Médio argentino trabalhou com o técnico português no Benfica entre 2011 e 2014

• Foto: Paulo Calado

Enzo Pérez deixou a Argentina no verão de 2011 para reforçar o Benfica, ainda regressou ao seu país (por questões familiares) cedido ao Estudiantes mas no verão de 2012 rumou à Luz em definitivo e recorda, em entrevista ao site da Taça Libertadores, o contributo decisivo de Jorge Jesus na sua carreira, nomeadamente na mudança de posição 'imposta' pelo português que treina atualmente o Flamengo.

"Quando voltei a Portugal o Benfica tinha vendido o Witsel, estava para vender o Javi García e a janela de transferências estava fechada. O Jorge Jesus chamou-me ao seu escritório e disse: 'Olha, o único médio que tenho e que pode fazer o que eu quero, pelas caraterísticas que tem, és tu. Estás preparado? Eu vejo que tens condições para isso'", conta o médio argentino.

"Eu respondi que não havia problema, mas ele tinha de entender que eu estava habituado a jogar por fora e que passar a jogar por dentro mudava completamente a minha perspetiva". A resposta de Jesus foi simples: "Fica tranquilo, vou fazer com que a tua carreira melhore e seja mais longa".

"Todos os dias mostrava-me vídeos dos camisolas 5 [médios centro] que tinha treinado e os movimentos que pretendia. Jogávamos num 4x4x2 e ele planeava os treinos conjuntos apenas a pensar em mim, para que eu me posicionasse corretamente", lembra o jogador de 34 anos, que cumpre a quarta época consecutiva no River Plate.
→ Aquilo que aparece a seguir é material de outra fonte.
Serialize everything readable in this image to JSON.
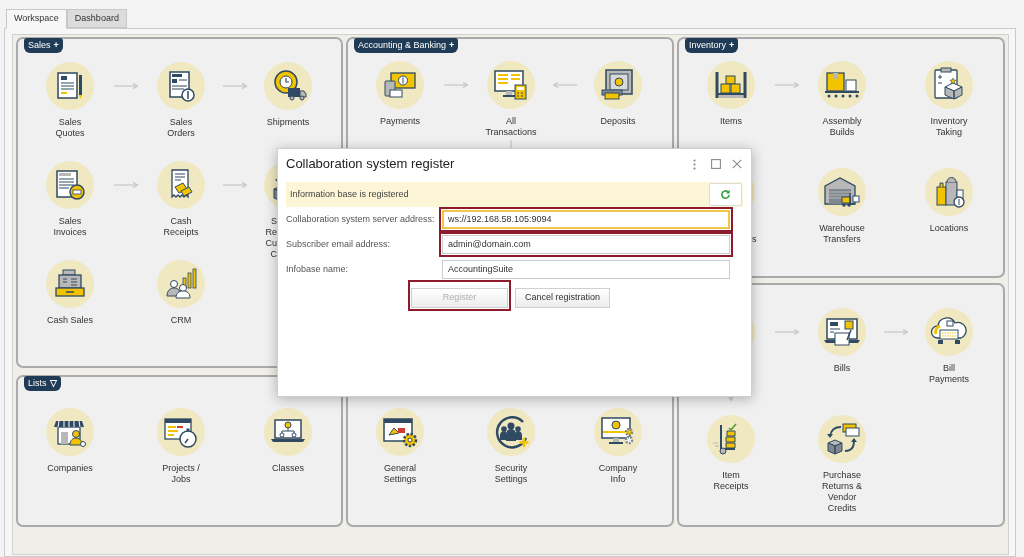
{
  "tabs": [
    {
      "label": "Workspace",
      "selected": true
    },
    {
      "label": "Dashboard",
      "selected": false
    }
  ],
  "columns": [
    {
      "panels": [
        {
          "title": "Sales",
          "toggle": "+",
          "rows": [
            {
              "cells": [
                {
                  "kind": "item",
                  "label": "Sales\nQuotes"
                },
                {
                  "kind": "arrow"
                },
                {
                  "kind": "item",
                  "label": "Sales\nOrders"
                },
                {
                  "kind": "arrow"
                },
                {
                  "kind": "item",
                  "label": "Shipments"
                }
              ]
            },
            {
              "cells": [
                {
                  "kind": "item",
                  "label": "Sales\nInvoices"
                },
                {
                  "kind": "arrow"
                },
                {
                  "kind": "item",
                  "label": "Cash\nReceipts"
                },
                {
                  "kind": "arrow"
                },
                {
                  "kind": "item",
                  "label": "S\nRe\nCu\nC",
                  "covered": true
                }
              ]
            },
            {
              "cells": [
                {
                  "kind": "item",
                  "label": "Cash Sales"
                },
                {
                  "kind": "gap"
                },
                {
                  "kind": "item",
                  "label": "CRM"
                }
              ]
            }
          ]
        },
        {
          "title": "Lists",
          "toggle": "▽",
          "rows": [
            {
              "cells": [
                {
                  "kind": "item",
                  "label": "Companies"
                },
                {
                  "kind": "gap"
                },
                {
                  "kind": "item",
                  "label": "Projects /\nJobs"
                },
                {
                  "kind": "gap"
                },
                {
                  "kind": "item",
                  "label": "Classes"
                }
              ]
            }
          ]
        }
      ]
    },
    {
      "panels": [
        {
          "title": "Accounting & Banking",
          "toggle": "+",
          "rows": [
            {
              "cells": [
                {
                  "kind": "item",
                  "label": "Payments"
                },
                {
                  "kind": "arrow"
                },
                {
                  "kind": "item",
                  "label": "All\nTransactions"
                },
                {
                  "kind": "backarrow"
                },
                {
                  "kind": "item",
                  "label": "Deposits"
                }
              ]
            },
            {
              "cells": [
                {
                  "kind": "gap"
                },
                {
                  "kind": "gap"
                },
                {
                  "kind": "downarrow"
                }
              ]
            }
          ]
        },
        {
          "rows": [
            {
              "cells": [
                {
                  "kind": "item",
                  "label": "General\nSettings"
                },
                {
                  "kind": "gap"
                },
                {
                  "kind": "item",
                  "label": "Security\nSettings"
                },
                {
                  "kind": "gap"
                },
                {
                  "kind": "item",
                  "label": "Company\nInfo"
                }
              ]
            }
          ]
        }
      ]
    },
    {
      "panels": [
        {
          "title": "Inventory",
          "toggle": "+",
          "rows": [
            {
              "cells": [
                {
                  "kind": "item",
                  "label": "Items"
                },
                {
                  "kind": "arrow"
                },
                {
                  "kind": "item",
                  "label": "Assembly\nBuilds"
                },
                {
                  "kind": "gap"
                },
                {
                  "kind": "item",
                  "label": "Inventory\nTaking"
                }
              ]
            },
            {
              "cells": [
                {
                  "kind": "item",
                  "label": "s",
                  "covered": true
                },
                {
                  "kind": "gap"
                },
                {
                  "kind": "item",
                  "label": "Warehouse\nTransfers"
                },
                {
                  "kind": "gap"
                },
                {
                  "kind": "item",
                  "label": "Locations"
                }
              ]
            }
          ]
        },
        {
          "rows": [
            {
              "cells": [
                {
                  "kind": "item",
                  "covered": true
                },
                {
                  "kind": "arrow"
                },
                {
                  "kind": "item",
                  "label": "Bills"
                },
                {
                  "kind": "arrow"
                },
                {
                  "kind": "item",
                  "label": "Bill\nPayments"
                }
              ]
            },
            {
              "cells": [
                {
                  "kind": "downarrow"
                }
              ]
            },
            {
              "cells": [
                {
                  "kind": "item",
                  "label": "Item\nReceipts"
                },
                {
                  "kind": "gap"
                },
                {
                  "kind": "item",
                  "label": "Purchase\nReturns &\nVendor\nCredits"
                }
              ]
            }
          ]
        }
      ]
    }
  ],
  "dialog": {
    "title": "Collaboration system register",
    "status": {
      "message": "Information base is registered"
    },
    "fields": [
      {
        "label": "Collaboration system server address:",
        "value": "ws://192.168.58.105:9094",
        "focused": true,
        "highlighted": true
      },
      {
        "label": "Subscriber email address:",
        "value": "admin@domain.com",
        "focused": false,
        "highlighted": true
      },
      {
        "label": "Infobase name:",
        "value": "AccountingSuite",
        "focused": false,
        "highlighted": false
      }
    ],
    "buttons": [
      {
        "label": "Register",
        "disabled": true,
        "highlighted": true
      },
      {
        "label": "Cancel registration",
        "disabled": false,
        "highlighted": false
      }
    ]
  }
}
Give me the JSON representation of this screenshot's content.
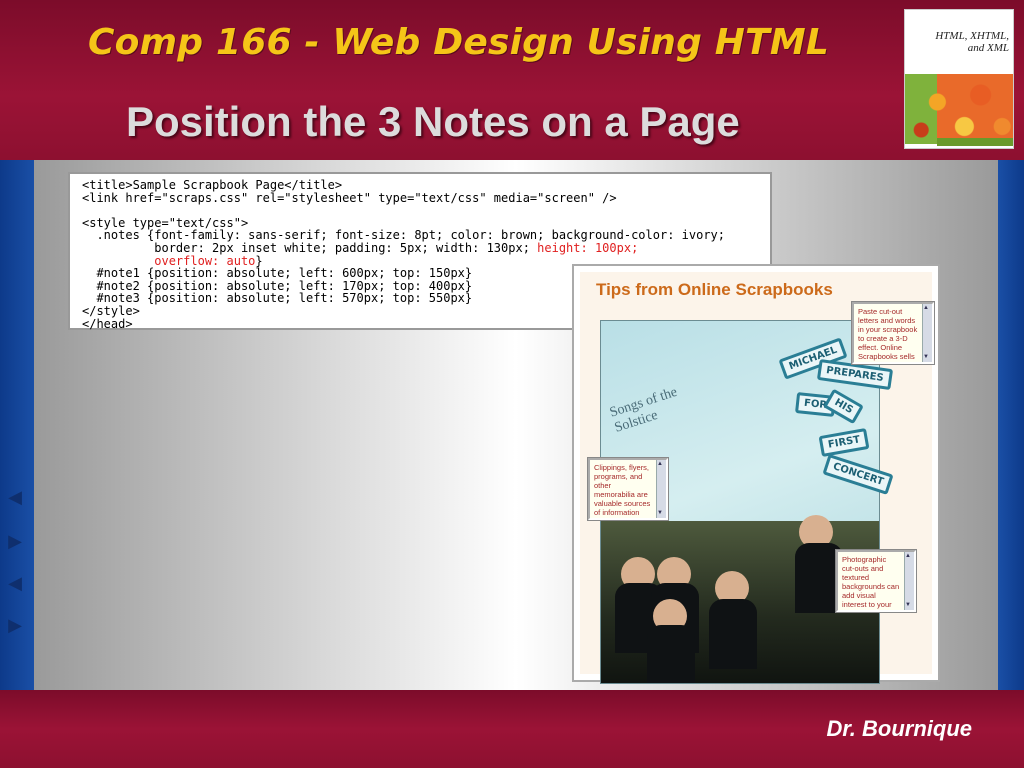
{
  "header": {
    "course_title": "Comp 166 - Web Design Using HTML",
    "slide_title": "Position the 3 Notes on a Page"
  },
  "book_cover": {
    "title": "HTML, XHTML, and XML"
  },
  "code": {
    "line1": "<title>Sample Scrapbook Page</title>",
    "line2": "<link href=\"scraps.css\" rel=\"stylesheet\" type=\"text/css\" media=\"screen\" />",
    "line3": "",
    "line4": "<style type=\"text/css\">",
    "line5": "  .notes {font-family: sans-serif; font-size: 8pt; color: brown; background-color: ivory;",
    "line6a": "          border: 2px inset white; padding: 5px; width: 130px; ",
    "line6b": "height: 100px;",
    "line7a": "          ",
    "line7b": "overflow: auto",
    "line7c": "}",
    "line8": "  #note1 {position: absolute; left: 600px; top: 150px}",
    "line9": "  #note2 {position: absolute; left: 170px; top: 400px}",
    "line10": "  #note3 {position: absolute; left: 570px; top: 550px}",
    "line11": "</style>",
    "line12": "</head>"
  },
  "browser": {
    "tips_title": "Tips from Online Scrapbooks",
    "note1": "Paste cut-out letters and words in your scrapbook to create a 3-D effect. Online Scrapbooks sells professionally designed cut-out",
    "note2": "Clippings, flyers, programs, and other memorabilia are valuable sources of information that can enhance your scrapbook pages.",
    "note3": "Photographic cut-outs and textured backgrounds can add visual interest to your pages. See the online store for the wide variety of",
    "scrapbook_heading": "Songs of the Solstice",
    "tags": [
      "MICHAEL",
      "PREPARES",
      "FOR",
      "HIS",
      "FIRST",
      "CONCERT"
    ]
  },
  "footer": {
    "author": "Dr. Bournique"
  },
  "colors": {
    "header_bg": "#8d1030",
    "course_title": "#f5c518",
    "slide_title": "#dcdcdc",
    "side_blue": "#1a4fa6",
    "note_text": "#a52a2a",
    "code_highlight": "#e02020"
  }
}
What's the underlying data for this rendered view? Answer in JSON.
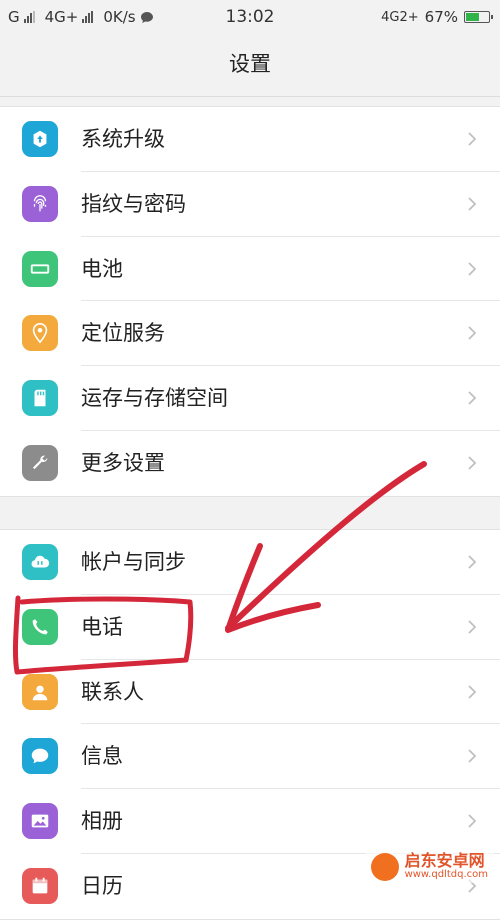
{
  "status_bar": {
    "sim1": "G",
    "sim2": "4G+",
    "speed": "0K/s",
    "time": "13:02",
    "network": "4G2+",
    "battery": "67%",
    "battery_level": 0.67
  },
  "header": {
    "title": "设置"
  },
  "groups": [
    {
      "items": [
        {
          "label": "系统升级",
          "icon": "system-update-icon",
          "color": "#1ea7d6"
        },
        {
          "label": "指纹与密码",
          "icon": "fingerprint-icon",
          "color": "#9a62d6"
        },
        {
          "label": "电池",
          "icon": "battery-icon",
          "color": "#3fc57a"
        },
        {
          "label": "定位服务",
          "icon": "location-pin-icon",
          "color": "#f3a93b"
        },
        {
          "label": "运存与存储空间",
          "icon": "sd-card-icon",
          "color": "#2ec0c4"
        },
        {
          "label": "更多设置",
          "icon": "wrench-icon",
          "color": "#8c8c8c"
        }
      ]
    },
    {
      "items": [
        {
          "label": "帐户与同步",
          "icon": "cloud-sync-icon",
          "color": "#2ec0c4"
        },
        {
          "label": "电话",
          "icon": "phone-icon",
          "color": "#3fc57a"
        },
        {
          "label": "联系人",
          "icon": "contacts-icon",
          "color": "#f3a93b"
        },
        {
          "label": "信息",
          "icon": "message-icon",
          "color": "#1ea7d6"
        },
        {
          "label": "相册",
          "icon": "album-icon",
          "color": "#9a62d6"
        },
        {
          "label": "日历",
          "icon": "calendar-icon",
          "color": "#e65a5a"
        }
      ]
    }
  ],
  "annotation_color": "#d4283a",
  "watermark": {
    "main": "启东安卓网",
    "sub": "www.qdltdq.com"
  }
}
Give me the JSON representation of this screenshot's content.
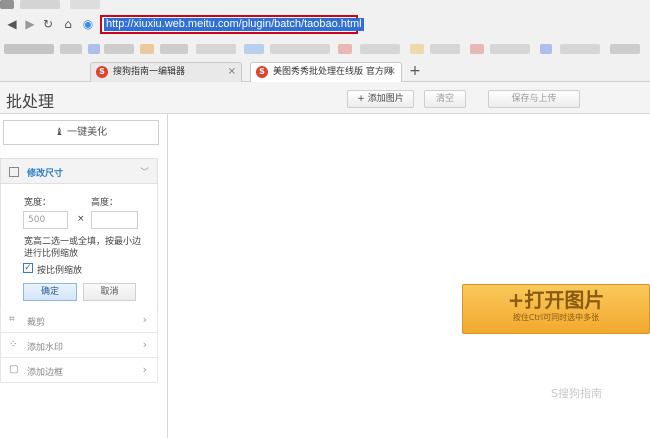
{
  "browser": {
    "url": "http://xiuxiu.web.meitu.com/plugin/batch/taobao.html",
    "new_tab": "+",
    "tabs": [
      {
        "favicon": "S",
        "title": "搜狗指南一编辑器",
        "close": "×"
      },
      {
        "favicon": "S",
        "title": "美图秀秀批处理在线版 官方网",
        "close": "×"
      }
    ]
  },
  "app": {
    "title": "批处理",
    "toolbar": {
      "add_image": "+ 添加图片",
      "clear": "清空",
      "save_upload": "保存与上传"
    }
  },
  "sidebar": {
    "one_click_beautify": "一键美化",
    "resize": {
      "title": "修改尺寸",
      "width_label": "宽度：",
      "height_label": "高度：",
      "width_value": "500",
      "times": "×",
      "height_value": "",
      "hint": "宽高二选一或全填，按最小边进行比例缩放",
      "keep_ratio_label": "按比例缩放",
      "keep_ratio_checked": true,
      "ok": "确定",
      "cancel": "取消"
    },
    "tools": [
      {
        "label": "裁剪",
        "icon": "crop-icon"
      },
      {
        "label": "添加水印",
        "icon": "watermark-icon"
      },
      {
        "label": "添加边框",
        "icon": "border-icon"
      }
    ]
  },
  "main": {
    "open_image": "+打开图片",
    "open_hint": "按住Ctrl可同时选中多张"
  },
  "watermark": "S搜狗指南",
  "colors": {
    "url_highlight_border": "#d0021b",
    "open_button": "#f2a92e",
    "section_title": "#2a7cc7"
  }
}
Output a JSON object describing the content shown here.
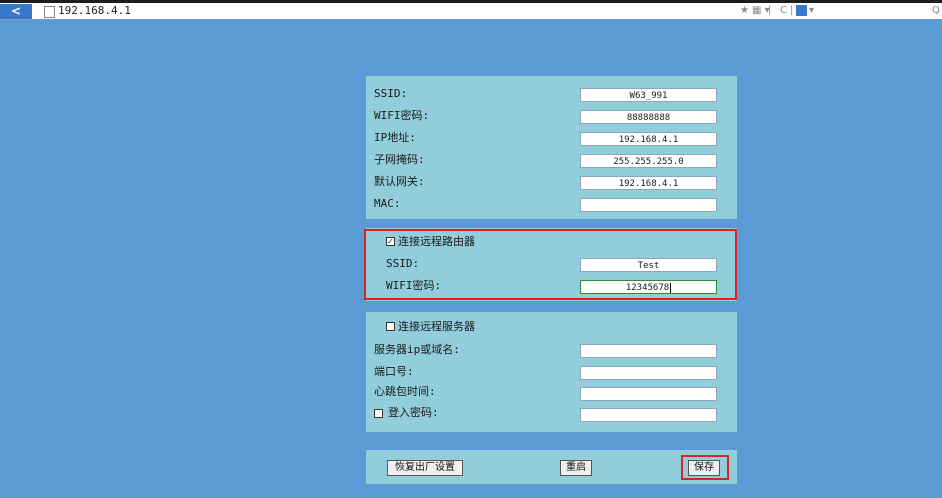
{
  "browser": {
    "back_glyph": "<",
    "url": "192.168.4.1",
    "toolbar": {
      "star": "★",
      "grid": "▦ ▾",
      "sep": "|",
      "refresh": "C",
      "search_drop": "▾",
      "search": "Q"
    },
    "icons": [
      "back-arrow-icon",
      "page-icon",
      "star-icon",
      "grid-icon",
      "refresh-icon",
      "search-engine-icon",
      "search-icon"
    ]
  },
  "wifi_settings": {
    "ssid_label": "SSID:",
    "ssid_value": "W63_991",
    "wifi_password_label": "WIFI密码:",
    "wifi_password_value": "88888888",
    "ip_label": "IP地址:",
    "ip_value": "192.168.4.1",
    "subnet_label": "子网掩码:",
    "subnet_value": "255.255.255.0",
    "gateway_label": "默认网关:",
    "gateway_value": "192.168.4.1",
    "mac_label": "MAC:",
    "mac_value": ""
  },
  "remote_router": {
    "checkbox_label": "连接远程路由器",
    "checked": true,
    "check_glyph": "✓",
    "ssid_label": "SSID:",
    "ssid_value": "Test",
    "password_label": "WIFI密码:",
    "password_value": "12345678"
  },
  "remote_server": {
    "checkbox_label": "连接远程服务器",
    "checked": false,
    "server_label": "服务器ip或域名:",
    "server_value": "",
    "port_label": "端口号:",
    "port_value": "",
    "heartbeat_label": "心跳包时间:",
    "heartbeat_value": "",
    "login_password_label": "登入密码:",
    "login_password_checked": false,
    "login_password_value": ""
  },
  "actions": {
    "restore_label": "恢复出厂设置",
    "restart_label": "重启",
    "save_label": "保存"
  },
  "colors": {
    "background": "#5b9bd5",
    "panel": "#92cddc",
    "highlight": "#d9241f",
    "active_border": "#2e8b3a"
  }
}
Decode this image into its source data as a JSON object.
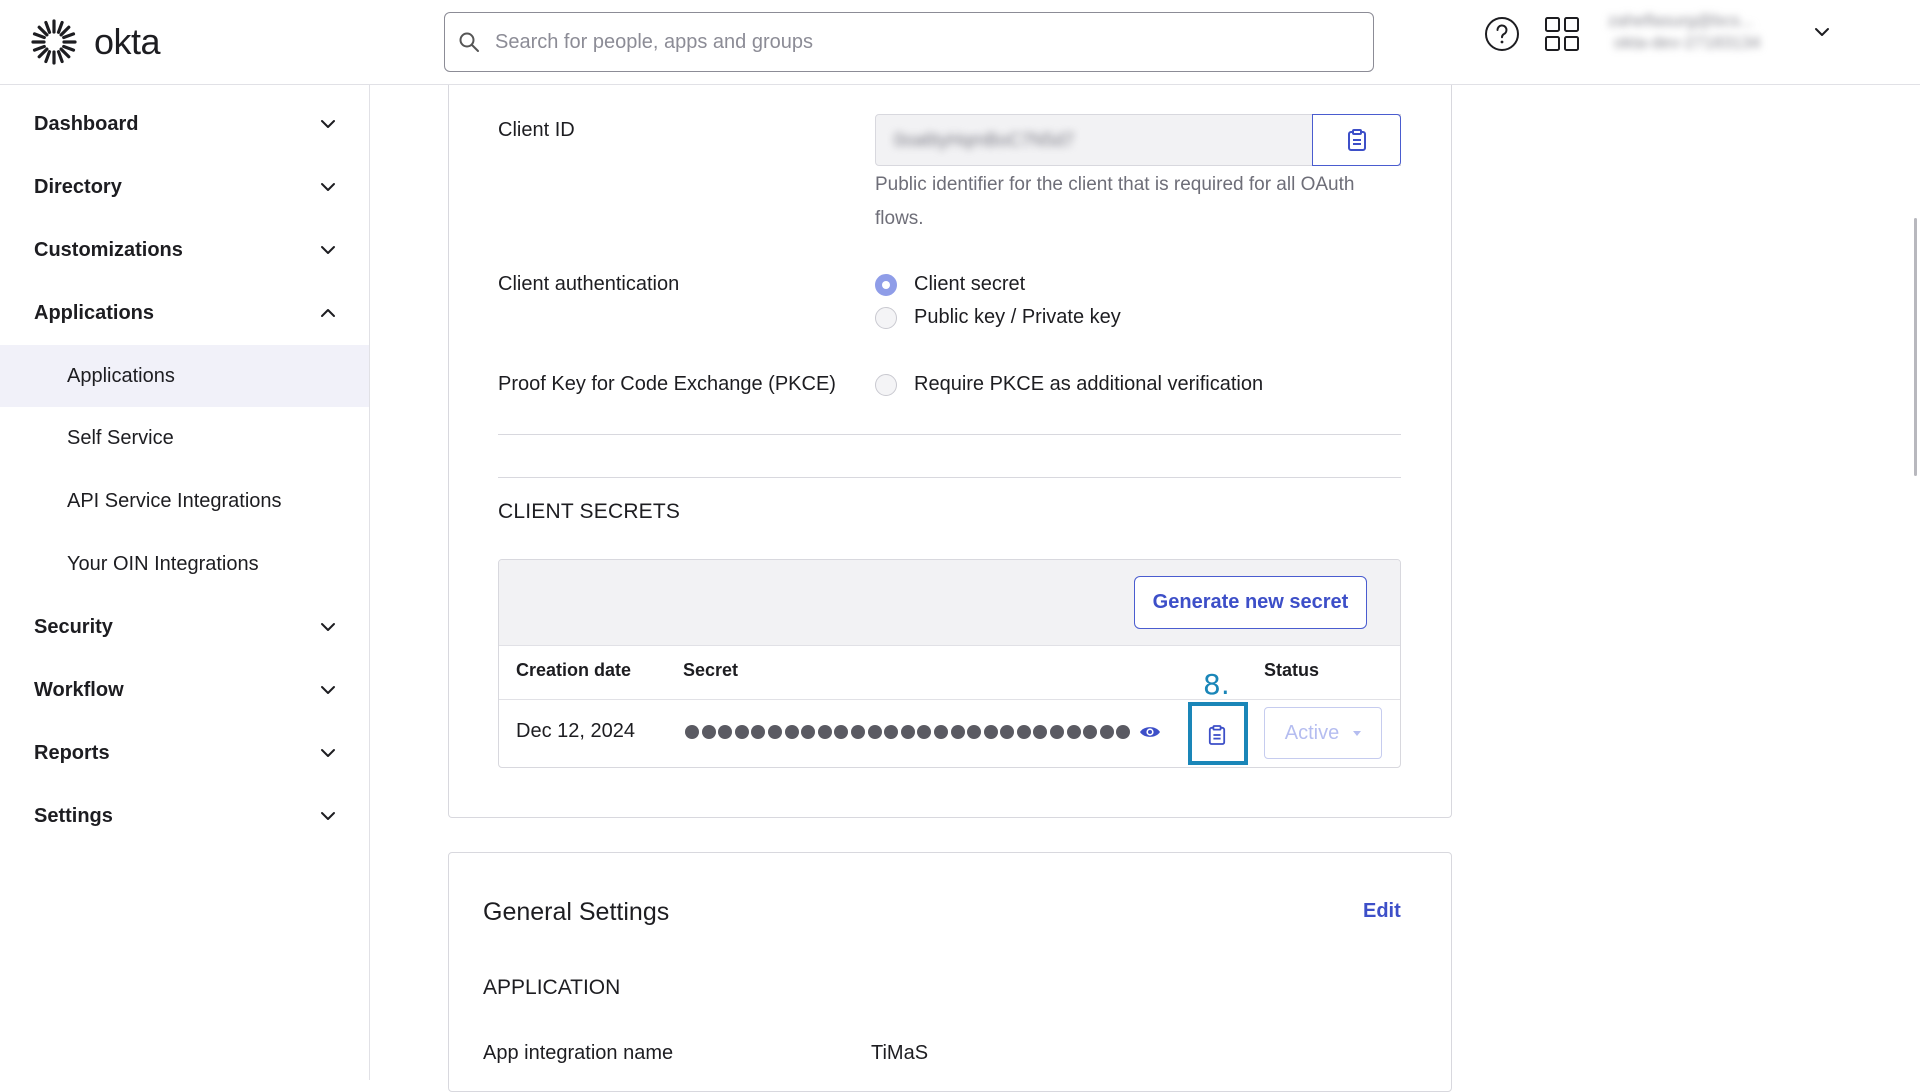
{
  "brand": {
    "name": "okta"
  },
  "search": {
    "placeholder": "Search for people, apps and groups"
  },
  "header": {
    "user_email": "zaheflasurg@bcs...",
    "user_org": "okta-dev-27183134",
    "help_icon": "help-circle-icon",
    "apps_icon": "grid-apps-icon"
  },
  "sidebar": {
    "items": [
      {
        "label": "Dashboard",
        "expanded": false
      },
      {
        "label": "Directory",
        "expanded": false
      },
      {
        "label": "Customizations",
        "expanded": false
      },
      {
        "label": "Applications",
        "expanded": true
      },
      {
        "label": "Security",
        "expanded": false
      },
      {
        "label": "Workflow",
        "expanded": false
      },
      {
        "label": "Reports",
        "expanded": false
      },
      {
        "label": "Settings",
        "expanded": false
      }
    ],
    "sub_items": [
      {
        "label": "Applications",
        "active": true
      },
      {
        "label": "Self Service",
        "active": false
      },
      {
        "label": "API Service Integrations",
        "active": false
      },
      {
        "label": "Your OIN Integrations",
        "active": false
      }
    ]
  },
  "client_credentials": {
    "client_id_label": "Client ID",
    "client_id_value": "0oa6tyHqmBoC7N5d7",
    "client_id_help": "Public identifier for the client that is required for all OAuth flows.",
    "client_auth_label": "Client authentication",
    "client_auth_options": [
      {
        "label": "Client secret",
        "checked": true
      },
      {
        "label": "Public key / Private key",
        "checked": false
      }
    ],
    "pkce_label": "Proof Key for Code Exchange (PKCE)",
    "pkce_option": {
      "label": "Require PKCE as additional verification",
      "checked": false
    }
  },
  "client_secrets": {
    "title": "CLIENT SECRETS",
    "generate_button": "Generate new secret",
    "columns": [
      "Creation date",
      "Secret",
      "Status"
    ],
    "rows": [
      {
        "creation_date": "Dec 12, 2024",
        "secret_masked": true,
        "status": "Active"
      }
    ],
    "annotation": "8."
  },
  "general_settings": {
    "title": "General Settings",
    "edit_label": "Edit",
    "application_heading": "APPLICATION",
    "fields": [
      {
        "label": "App integration name",
        "value": "TiMaS"
      }
    ]
  },
  "colors": {
    "accent": "#3d4fc8",
    "annotation": "#1a86b8",
    "active_nav_bg": "#f1f1f9"
  }
}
Enzo Pérez vê em Jorge Jesus - para quem perdeu recentemente a final da Libertadores da América - "um obsessivo, um louco", mas justifica: "houve predisposição minha e dele para continuar a melhorar. Foi sempre assim, continuou em 2013 assim e em 2014 igual. Em 2014 fui eleito o melhor jogador da Liga portuguesa na posição. A verdade é que termo-nos entendido mutuamente foi muito bom". 

Por tudo isto, Enzo Pérez considera Jesus um dos três treinadores mais importantes da sua carreira, a par de Alejandro Sabella e Marcelo Gallardo. "Foram os três técnicos que mais me marcaram. Não só a nível profissional, mas também a nível pessoal, o que agradeço muito" conclui o jogador.